Abstract
Online conversation understanding is an important yet challenging NLP problem
which has many useful applications (e.g., hate speech detection). However,
online conversations typically unfold over a series of posts and replies to
those posts, forming a tree structure within which individual posts may refer
to semantic context from higher up the tree. Such semantic cross-referencing
makes it difficult to understand a single post by itself; yet considering the
entire conversation tree is not only difficult to scale but can also be
misleading as a single conversation may have several distinct threads or
points, not all of which are relevant to the post being considered. In this
paper, we propose a Graph-based Attentive Semantic COntext Modeling (GASCOM)

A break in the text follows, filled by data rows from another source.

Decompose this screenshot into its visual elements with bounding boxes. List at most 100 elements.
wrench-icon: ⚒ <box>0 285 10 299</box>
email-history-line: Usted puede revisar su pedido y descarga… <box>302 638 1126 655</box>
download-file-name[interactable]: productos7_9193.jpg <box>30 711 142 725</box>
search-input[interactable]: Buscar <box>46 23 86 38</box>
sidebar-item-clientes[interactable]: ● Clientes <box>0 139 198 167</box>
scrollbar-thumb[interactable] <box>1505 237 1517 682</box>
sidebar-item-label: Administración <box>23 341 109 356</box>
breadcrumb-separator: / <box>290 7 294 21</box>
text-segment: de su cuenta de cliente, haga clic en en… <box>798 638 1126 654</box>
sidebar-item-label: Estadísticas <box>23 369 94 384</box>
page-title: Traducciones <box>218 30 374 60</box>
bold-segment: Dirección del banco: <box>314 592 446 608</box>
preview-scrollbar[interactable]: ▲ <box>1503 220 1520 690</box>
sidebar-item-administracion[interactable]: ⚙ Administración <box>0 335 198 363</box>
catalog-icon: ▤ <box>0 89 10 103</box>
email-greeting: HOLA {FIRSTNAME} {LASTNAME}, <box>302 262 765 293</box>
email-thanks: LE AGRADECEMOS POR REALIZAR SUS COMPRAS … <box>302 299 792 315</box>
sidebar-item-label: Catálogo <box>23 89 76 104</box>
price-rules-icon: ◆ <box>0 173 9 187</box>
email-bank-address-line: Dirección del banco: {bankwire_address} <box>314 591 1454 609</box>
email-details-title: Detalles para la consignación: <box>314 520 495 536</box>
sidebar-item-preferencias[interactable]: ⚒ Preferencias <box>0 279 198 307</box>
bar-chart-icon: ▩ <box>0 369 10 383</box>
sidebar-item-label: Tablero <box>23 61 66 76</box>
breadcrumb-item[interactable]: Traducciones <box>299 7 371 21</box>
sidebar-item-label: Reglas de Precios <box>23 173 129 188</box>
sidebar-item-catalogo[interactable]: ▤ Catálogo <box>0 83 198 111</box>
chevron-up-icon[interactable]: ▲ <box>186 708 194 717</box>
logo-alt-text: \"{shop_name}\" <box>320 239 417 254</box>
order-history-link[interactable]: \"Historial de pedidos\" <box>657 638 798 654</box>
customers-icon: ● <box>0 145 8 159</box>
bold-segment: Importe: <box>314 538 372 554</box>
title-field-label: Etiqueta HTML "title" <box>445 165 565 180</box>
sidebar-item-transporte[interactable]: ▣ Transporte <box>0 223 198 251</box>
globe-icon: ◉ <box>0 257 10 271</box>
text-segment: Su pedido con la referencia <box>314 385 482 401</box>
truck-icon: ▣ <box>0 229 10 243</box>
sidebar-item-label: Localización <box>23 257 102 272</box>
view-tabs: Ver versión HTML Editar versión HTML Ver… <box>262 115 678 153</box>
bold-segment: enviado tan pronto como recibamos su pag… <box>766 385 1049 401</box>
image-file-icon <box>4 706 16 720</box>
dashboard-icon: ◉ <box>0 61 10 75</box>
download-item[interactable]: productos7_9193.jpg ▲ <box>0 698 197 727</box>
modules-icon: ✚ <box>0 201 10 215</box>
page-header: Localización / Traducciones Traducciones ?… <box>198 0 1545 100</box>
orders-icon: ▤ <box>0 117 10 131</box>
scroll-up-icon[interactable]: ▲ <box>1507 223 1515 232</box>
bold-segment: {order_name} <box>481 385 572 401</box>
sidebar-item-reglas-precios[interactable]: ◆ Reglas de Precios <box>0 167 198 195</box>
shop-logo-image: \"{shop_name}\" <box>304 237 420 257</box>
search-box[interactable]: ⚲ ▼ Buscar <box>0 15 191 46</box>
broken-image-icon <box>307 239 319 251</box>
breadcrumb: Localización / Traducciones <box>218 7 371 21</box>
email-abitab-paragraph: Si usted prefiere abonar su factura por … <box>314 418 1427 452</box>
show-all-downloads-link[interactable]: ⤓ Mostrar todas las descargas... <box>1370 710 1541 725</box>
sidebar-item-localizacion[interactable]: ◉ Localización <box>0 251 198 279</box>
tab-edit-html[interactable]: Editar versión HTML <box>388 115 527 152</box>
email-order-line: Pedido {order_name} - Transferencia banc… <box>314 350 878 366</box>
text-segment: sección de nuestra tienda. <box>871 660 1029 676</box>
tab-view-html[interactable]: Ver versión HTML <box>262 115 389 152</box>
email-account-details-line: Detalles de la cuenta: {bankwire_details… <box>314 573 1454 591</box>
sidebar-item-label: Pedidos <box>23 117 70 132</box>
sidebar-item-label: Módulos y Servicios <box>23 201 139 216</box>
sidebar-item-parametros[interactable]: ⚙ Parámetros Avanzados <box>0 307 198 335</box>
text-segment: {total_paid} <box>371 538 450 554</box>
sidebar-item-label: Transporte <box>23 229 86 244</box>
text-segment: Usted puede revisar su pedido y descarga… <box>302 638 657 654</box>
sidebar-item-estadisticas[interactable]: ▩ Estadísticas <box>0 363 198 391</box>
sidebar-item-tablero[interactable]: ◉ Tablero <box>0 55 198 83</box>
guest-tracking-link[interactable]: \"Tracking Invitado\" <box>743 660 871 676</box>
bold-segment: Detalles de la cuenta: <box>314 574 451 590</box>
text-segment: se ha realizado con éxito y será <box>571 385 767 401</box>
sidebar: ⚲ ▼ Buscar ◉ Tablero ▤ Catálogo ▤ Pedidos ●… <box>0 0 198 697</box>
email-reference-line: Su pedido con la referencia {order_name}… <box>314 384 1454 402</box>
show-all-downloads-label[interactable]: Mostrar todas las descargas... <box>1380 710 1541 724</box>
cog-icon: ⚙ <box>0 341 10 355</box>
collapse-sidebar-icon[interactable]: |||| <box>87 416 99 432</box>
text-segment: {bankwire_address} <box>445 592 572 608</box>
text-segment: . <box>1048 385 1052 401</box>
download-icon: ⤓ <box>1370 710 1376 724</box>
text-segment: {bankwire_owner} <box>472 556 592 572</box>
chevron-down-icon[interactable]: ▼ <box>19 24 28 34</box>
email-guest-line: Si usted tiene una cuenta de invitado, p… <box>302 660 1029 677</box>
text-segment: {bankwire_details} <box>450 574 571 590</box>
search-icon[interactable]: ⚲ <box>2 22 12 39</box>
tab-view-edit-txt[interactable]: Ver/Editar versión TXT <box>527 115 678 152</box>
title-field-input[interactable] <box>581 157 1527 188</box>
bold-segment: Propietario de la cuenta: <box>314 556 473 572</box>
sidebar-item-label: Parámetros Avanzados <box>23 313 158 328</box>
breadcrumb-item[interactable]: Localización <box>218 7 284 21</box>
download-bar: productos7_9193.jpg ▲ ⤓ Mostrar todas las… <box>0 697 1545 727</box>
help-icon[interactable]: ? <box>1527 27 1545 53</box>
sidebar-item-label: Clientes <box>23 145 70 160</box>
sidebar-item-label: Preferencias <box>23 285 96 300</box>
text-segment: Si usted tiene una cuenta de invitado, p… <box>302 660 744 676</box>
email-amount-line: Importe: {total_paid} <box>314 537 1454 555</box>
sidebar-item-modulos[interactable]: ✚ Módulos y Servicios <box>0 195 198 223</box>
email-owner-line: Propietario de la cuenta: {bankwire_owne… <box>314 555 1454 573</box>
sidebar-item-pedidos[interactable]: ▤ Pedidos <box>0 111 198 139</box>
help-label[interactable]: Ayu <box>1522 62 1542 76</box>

framework for online conversation understanding. Specifically, we design two
novel algorithms that utilise both the graph structure of the online
conversation as well as the semantic information from individual posts for
retrieving relevant context nodes from the whole conversation. We further
design a token-level multi-head graph attention mechanism to pay different
attentions to different tokens from different selected context utterances for
fine-grained conversation context modeling. Using this semantic conversational
context, we re-examine two well-studied problems: polarity prediction and hate
speech detection. Our proposed framework significantly outperforms
state-of-the-art methods on both tasks, improving macro-F1 scores by 4.5% for
polarity prediction and by 5% for hate speech detection. The GASCOM context
weights also enhance interpretability.